Gate‐Switchable BST Ferroelectric MoS2 FETs for Non‐Volatile Digital Memory and Analog Memristor

Abstract To overcome the von Neumann bottleneck between memory and computing, the novel architectures with computing in‐memory are paid much attention and expected to be compatible with digital logic computing and/or analog brain‐inspired neuromorphic computing. Herein, by combining the Ba 0.6 Sr 0.4 TiO 3 (BST) ferroelectric film and MoS 2 layered semiconductor, a non‐volatile memory is constructed, which deliver the gate‐switchable function between the digital and analog functionality modes. The on/off ratio, subthreshold swing, and carrier mobility of MoS 2 /BST ferroelectric field‐effect transistor (FeFET) are 4.95×10 6 , 68 mV dec −1 , and 16.7 cm 2 V −1 s −1 , respectively. By a small electrical stimulation, the device demonstrates remarkable non‐volatile memory properties, including robust long‐term retention of ≈3000 s, superior endurance over 34 000 cycles, low operating energy at ≈0.3 pJ per spike.
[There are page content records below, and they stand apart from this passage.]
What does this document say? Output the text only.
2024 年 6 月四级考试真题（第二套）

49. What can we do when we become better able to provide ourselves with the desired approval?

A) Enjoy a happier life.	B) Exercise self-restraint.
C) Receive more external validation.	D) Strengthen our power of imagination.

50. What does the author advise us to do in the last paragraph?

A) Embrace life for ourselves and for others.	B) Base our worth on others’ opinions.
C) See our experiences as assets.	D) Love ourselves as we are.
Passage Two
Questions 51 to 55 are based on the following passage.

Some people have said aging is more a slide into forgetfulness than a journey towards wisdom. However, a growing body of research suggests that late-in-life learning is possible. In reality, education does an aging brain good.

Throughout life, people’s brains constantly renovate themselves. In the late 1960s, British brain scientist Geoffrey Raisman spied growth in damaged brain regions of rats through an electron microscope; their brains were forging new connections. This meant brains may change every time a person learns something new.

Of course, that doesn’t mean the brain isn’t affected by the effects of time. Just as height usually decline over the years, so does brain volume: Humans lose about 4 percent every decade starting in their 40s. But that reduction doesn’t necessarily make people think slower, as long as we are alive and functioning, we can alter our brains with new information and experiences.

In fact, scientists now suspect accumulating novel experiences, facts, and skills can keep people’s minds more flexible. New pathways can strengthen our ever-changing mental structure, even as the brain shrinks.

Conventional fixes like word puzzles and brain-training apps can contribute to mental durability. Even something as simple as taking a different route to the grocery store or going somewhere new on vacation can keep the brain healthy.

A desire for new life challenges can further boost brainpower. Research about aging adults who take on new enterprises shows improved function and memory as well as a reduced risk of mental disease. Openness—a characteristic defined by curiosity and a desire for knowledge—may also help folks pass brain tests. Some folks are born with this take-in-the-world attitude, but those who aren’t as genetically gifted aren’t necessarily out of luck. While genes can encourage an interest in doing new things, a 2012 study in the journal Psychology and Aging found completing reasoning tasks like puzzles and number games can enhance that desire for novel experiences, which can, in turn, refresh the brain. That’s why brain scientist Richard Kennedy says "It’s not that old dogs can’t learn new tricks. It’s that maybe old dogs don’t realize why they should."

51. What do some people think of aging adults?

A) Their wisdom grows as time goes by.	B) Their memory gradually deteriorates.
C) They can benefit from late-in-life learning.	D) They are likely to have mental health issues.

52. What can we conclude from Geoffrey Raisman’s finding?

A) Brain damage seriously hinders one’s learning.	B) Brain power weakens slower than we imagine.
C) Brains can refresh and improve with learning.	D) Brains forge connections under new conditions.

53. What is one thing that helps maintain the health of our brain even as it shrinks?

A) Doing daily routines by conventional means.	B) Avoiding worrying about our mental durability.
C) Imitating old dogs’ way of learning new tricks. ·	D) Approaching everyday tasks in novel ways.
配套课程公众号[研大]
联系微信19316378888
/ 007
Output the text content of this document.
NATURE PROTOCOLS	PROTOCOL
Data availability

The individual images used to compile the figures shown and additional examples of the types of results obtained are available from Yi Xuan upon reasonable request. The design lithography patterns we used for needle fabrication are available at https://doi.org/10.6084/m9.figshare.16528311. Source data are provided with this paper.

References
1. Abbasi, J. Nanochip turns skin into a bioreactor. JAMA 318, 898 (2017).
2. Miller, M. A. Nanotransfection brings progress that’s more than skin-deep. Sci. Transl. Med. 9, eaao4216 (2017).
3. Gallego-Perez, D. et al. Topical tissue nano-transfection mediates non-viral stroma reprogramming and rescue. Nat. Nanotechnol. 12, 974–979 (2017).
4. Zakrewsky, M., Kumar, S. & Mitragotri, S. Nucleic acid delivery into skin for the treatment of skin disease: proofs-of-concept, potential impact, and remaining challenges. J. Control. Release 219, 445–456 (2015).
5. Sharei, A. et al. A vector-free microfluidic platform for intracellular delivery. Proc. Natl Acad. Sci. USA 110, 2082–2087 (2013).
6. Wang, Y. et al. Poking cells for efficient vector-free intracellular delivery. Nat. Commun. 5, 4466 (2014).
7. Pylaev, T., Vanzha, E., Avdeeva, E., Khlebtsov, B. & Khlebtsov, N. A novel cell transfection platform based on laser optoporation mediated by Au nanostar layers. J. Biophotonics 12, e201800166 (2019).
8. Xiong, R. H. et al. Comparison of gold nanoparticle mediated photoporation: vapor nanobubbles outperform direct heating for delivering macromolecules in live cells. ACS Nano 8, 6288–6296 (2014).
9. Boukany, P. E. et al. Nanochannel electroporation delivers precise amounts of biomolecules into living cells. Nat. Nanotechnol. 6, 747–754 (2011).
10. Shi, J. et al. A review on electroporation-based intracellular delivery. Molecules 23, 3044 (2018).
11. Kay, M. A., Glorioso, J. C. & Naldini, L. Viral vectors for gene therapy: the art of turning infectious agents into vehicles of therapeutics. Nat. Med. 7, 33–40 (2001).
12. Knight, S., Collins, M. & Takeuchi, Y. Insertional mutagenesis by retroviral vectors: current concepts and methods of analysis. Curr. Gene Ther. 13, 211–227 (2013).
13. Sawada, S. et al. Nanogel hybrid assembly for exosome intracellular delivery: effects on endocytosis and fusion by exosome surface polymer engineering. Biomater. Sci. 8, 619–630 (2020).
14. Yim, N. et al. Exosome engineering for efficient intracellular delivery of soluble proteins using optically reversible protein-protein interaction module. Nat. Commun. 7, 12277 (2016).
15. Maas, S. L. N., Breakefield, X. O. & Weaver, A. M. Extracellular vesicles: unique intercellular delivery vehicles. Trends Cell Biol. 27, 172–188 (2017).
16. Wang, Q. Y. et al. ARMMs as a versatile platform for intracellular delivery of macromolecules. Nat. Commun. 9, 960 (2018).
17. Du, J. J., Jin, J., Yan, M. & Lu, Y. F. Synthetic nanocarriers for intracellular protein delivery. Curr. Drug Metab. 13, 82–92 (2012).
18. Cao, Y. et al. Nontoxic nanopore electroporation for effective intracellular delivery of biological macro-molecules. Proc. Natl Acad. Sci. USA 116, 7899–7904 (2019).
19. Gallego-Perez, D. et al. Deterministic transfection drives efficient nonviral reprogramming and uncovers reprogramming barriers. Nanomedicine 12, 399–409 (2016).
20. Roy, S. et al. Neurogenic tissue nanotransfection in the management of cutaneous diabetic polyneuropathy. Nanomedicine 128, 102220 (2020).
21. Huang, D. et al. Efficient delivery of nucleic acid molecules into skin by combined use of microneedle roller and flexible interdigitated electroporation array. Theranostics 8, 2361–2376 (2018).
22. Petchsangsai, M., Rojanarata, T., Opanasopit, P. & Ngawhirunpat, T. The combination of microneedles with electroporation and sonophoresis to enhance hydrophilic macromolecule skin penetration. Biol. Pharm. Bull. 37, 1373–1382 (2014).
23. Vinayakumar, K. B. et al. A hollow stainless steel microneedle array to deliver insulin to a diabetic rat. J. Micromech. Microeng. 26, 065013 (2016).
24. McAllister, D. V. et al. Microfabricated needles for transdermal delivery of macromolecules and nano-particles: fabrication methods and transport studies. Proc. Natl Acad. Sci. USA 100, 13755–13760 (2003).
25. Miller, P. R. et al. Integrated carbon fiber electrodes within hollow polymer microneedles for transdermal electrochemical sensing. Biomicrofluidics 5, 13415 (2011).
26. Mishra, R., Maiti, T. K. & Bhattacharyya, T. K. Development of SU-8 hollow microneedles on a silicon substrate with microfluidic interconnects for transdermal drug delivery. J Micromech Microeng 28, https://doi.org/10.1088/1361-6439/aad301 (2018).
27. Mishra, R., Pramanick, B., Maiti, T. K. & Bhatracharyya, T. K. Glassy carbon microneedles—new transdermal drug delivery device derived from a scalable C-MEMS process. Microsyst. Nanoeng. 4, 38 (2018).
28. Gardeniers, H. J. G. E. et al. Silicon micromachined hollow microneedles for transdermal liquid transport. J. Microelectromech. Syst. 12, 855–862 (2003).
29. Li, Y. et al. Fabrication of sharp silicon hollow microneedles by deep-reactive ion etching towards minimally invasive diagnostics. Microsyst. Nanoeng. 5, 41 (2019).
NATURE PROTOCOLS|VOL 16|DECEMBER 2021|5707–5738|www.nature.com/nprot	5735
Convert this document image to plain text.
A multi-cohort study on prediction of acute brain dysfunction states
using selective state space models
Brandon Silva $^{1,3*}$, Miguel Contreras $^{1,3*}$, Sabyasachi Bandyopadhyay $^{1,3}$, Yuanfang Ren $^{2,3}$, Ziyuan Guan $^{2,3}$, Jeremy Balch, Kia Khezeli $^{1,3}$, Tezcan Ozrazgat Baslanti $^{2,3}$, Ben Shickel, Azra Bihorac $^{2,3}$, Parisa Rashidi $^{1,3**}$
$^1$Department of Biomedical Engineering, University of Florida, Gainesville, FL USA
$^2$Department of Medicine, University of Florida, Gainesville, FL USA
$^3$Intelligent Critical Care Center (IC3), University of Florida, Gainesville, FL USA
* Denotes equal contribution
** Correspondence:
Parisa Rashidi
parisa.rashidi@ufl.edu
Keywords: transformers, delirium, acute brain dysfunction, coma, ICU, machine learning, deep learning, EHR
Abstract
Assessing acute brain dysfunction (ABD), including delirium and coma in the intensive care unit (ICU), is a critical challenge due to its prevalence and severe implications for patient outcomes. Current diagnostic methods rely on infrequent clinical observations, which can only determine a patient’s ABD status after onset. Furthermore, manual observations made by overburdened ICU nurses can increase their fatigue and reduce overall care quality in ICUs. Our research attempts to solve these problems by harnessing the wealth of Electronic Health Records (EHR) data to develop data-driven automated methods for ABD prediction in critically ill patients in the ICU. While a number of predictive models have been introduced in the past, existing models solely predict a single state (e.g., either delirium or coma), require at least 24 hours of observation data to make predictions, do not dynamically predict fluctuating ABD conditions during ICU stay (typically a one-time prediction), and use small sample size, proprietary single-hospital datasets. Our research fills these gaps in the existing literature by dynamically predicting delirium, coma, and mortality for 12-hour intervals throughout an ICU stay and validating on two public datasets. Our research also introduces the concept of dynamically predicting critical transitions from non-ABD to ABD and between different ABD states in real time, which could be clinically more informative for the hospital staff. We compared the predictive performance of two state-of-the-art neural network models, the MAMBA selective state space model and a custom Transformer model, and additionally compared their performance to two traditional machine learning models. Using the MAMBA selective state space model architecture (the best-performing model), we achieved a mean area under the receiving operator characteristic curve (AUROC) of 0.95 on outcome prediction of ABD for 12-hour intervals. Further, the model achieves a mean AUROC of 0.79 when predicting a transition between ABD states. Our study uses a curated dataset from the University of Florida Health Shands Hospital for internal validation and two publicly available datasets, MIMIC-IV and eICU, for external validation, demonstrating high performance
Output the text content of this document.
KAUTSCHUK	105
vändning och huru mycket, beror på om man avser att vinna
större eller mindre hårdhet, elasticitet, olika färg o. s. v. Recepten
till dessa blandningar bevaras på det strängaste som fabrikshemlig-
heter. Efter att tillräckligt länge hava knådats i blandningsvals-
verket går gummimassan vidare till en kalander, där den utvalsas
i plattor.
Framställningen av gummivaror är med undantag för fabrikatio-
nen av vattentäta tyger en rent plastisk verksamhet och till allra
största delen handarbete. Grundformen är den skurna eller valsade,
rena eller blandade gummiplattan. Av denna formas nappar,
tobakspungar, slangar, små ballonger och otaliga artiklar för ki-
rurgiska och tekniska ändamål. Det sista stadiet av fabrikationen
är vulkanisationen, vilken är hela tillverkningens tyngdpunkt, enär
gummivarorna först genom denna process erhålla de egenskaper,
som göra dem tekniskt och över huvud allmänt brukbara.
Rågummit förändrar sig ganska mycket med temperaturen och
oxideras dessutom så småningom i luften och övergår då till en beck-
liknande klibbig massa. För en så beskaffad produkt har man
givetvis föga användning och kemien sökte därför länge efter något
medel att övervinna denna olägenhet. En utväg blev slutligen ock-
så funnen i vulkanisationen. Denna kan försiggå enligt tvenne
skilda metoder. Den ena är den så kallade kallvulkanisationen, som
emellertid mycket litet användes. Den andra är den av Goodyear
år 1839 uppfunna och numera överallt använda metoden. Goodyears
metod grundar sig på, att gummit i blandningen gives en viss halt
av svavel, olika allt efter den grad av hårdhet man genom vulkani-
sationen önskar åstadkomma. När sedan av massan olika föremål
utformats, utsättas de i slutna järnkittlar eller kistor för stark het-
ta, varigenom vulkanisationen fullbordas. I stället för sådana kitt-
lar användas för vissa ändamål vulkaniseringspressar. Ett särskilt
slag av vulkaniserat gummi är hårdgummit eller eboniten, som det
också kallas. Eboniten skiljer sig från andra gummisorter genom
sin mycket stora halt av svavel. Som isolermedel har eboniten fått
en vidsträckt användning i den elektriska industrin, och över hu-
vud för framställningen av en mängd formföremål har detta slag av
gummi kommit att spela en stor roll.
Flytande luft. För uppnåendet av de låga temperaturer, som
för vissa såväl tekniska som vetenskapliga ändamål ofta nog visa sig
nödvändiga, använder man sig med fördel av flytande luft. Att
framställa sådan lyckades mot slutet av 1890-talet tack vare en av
By a large electrical stress, it exhibits well memristive behavior and gating history dependent accumulation/diminution effect, which is attributed to the charge dynamic trapping/de‐trapping activation at the MoS 2 /BST interface. Following the historic memory behaviors, a cryptosystem is developed with auto‐generated reading log which is tamper‐resistant at hardware level. Moreover, the synaptic functions are realized on the device such as the short‐term potentiation/depression and gating‐depending synaptic plasticity. This study shows the opportunities of multi‐functionalities integration in a single FeFET device.